Pour cela, il est tout d’abord indispensable de développer les infrastructures. Afin de parvenir à générer une activité économique efficace, le continent a besoin d’une électrification homogène et fiable, de routes en bon état, d’équipements et de services publics qui fonctionnent, etc. Selon la Commission Economique des Nations Unies pour l’Afrique (CEA), le développement des infrastructures africaines pourrait entraîner une hausse de 2% du PIB, posant ainsi les bases d’une industrialisation indispensable, créatrice de richesses et d’emplois. Cependant, l’équipement du continent en infrastructures a un coût colossal : 93 milliards de dollars par an, quand l’Afrique ne peut en consacrer que 45 milliards. Il faut donc trouver comment financer les 48 milliards de dollars restants.
Ainsi, le plus grand défi de l’Afrique consiste à trouver des sources de financement appropriées et innovantes ainsi que des niches d’économies potentielles afin de venir appuyer sa transformation. Or les modèles de gouvernance, de financement et d’investissement actuels ne permettent pas cela. Je reste par exemple persuadé que d’immenses économies sont mobilisables grâce à l’intégration régionale. Cela permettra entre autres de simplifier le commerce intra africain mais aussi par exemple de mettre en place des lois communes visant à lutter contre les flux financiers illicites (phénomène qui a fait perdre à l’Afrique environ 854 milliards de dollars US entre 1970 et 2008).
D’autres leviers méritent également d’être actionnés : selon la BAD, l’Afrique est le marché proposant le plus fort potentiel d’investissement au monde.

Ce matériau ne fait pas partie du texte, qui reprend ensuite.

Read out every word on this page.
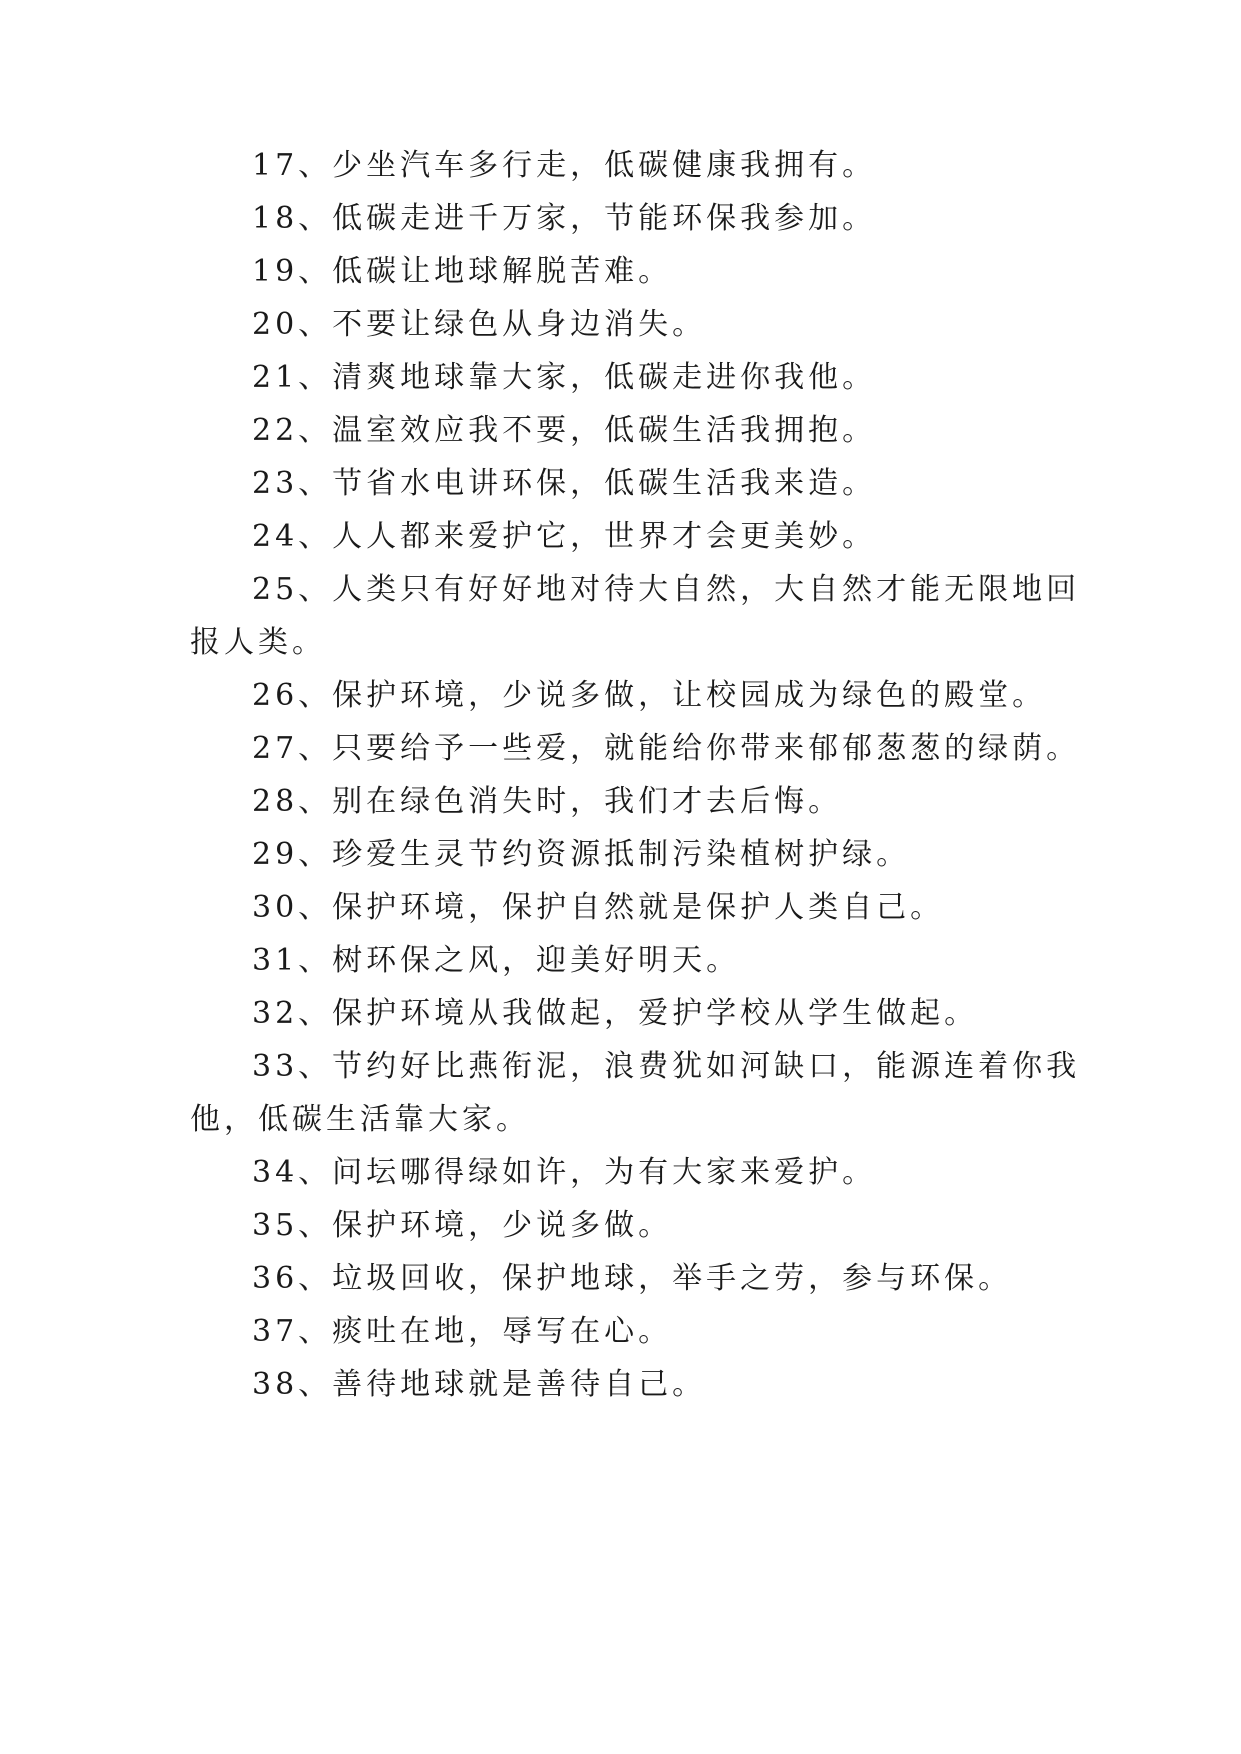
17、少坐汽车多行走，低碳健康我拥有。
18、低碳走进千万家，节能环保我参加。
19、低碳让地球解脱苦难。
20、不要让绿色从身边消失。
21、清爽地球靠大家，低碳走进你我他。
22、温室效应我不要，低碳生活我拥抱。
23、节省水电讲环保，低碳生活我来造。
24、人人都来爱护它，世界才会更美妙。
25、人类只有好好地对待大自然，大自然才能无限地回
报人类。
26、保护环境，少说多做，让校园成为绿色的殿堂。
27、只要给予一些爱，就能给你带来郁郁葱葱的绿荫。
28、别在绿色消失时，我们才去后悔。
29、珍爱生灵节约资源抵制污染植树护绿。
30、保护环境，保护自然就是保护人类自己。
31、树环保之风，迎美好明天。
32、保护环境从我做起，爱护学校从学生做起。
33、节约好比燕衔泥，浪费犹如河缺口，能源连着你我
他，低碳生活靠大家。
34、问坛哪得绿如许，为有大家来爱护。
35、保护环境，少说多做。
36、垃圾回收，保护地球，举手之劳，参与环保。
37、痰吐在地，辱写在心。
38、善待地球就是善待自己。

Ainsi, en encourageant une épargne intérieure encore très faible, le continent africain pourrait attirer des fonds souverains, des fonds de pension, ainsi que des investissements directs étrangers, séduits par un environnement enfin porteur. Egalement, des programmes simples mais coordonnés de prélèvement d’impôts et d’incitations pourraient permettre que des capitaux soient investis dans de grands projets d’infrastructures. Enfin, le sujet des transferts de fonds est aussi très important : l’argent versé par les ressortissants africains établis hors du continent peut représenter parfois jusqu’à 10% du PIB de certains pays. Mais le coût de ces transferts reste trop élevé : les réduire aurait sans aucun doute un effet favorable sur les flux générés.
Il est donc évident que l’Afrique a les moyens de financer son développement, mais cela n’arrivera que si et seulement si des réformes courageuses sont décidées : l’exigence d’une bonne gouvernance, des institutions efficaces et réactives, une participation accrue du secteur privé dans le développement d’infrastructures, etc. Ce sont des conditions indispensables au fait que nous, Africains, puissions nous approprier notre développement et commencions à nous faire confiance. Le potentiel en ressources sur le continent existe bel et bien et des résultats très concrets sont à portée de main.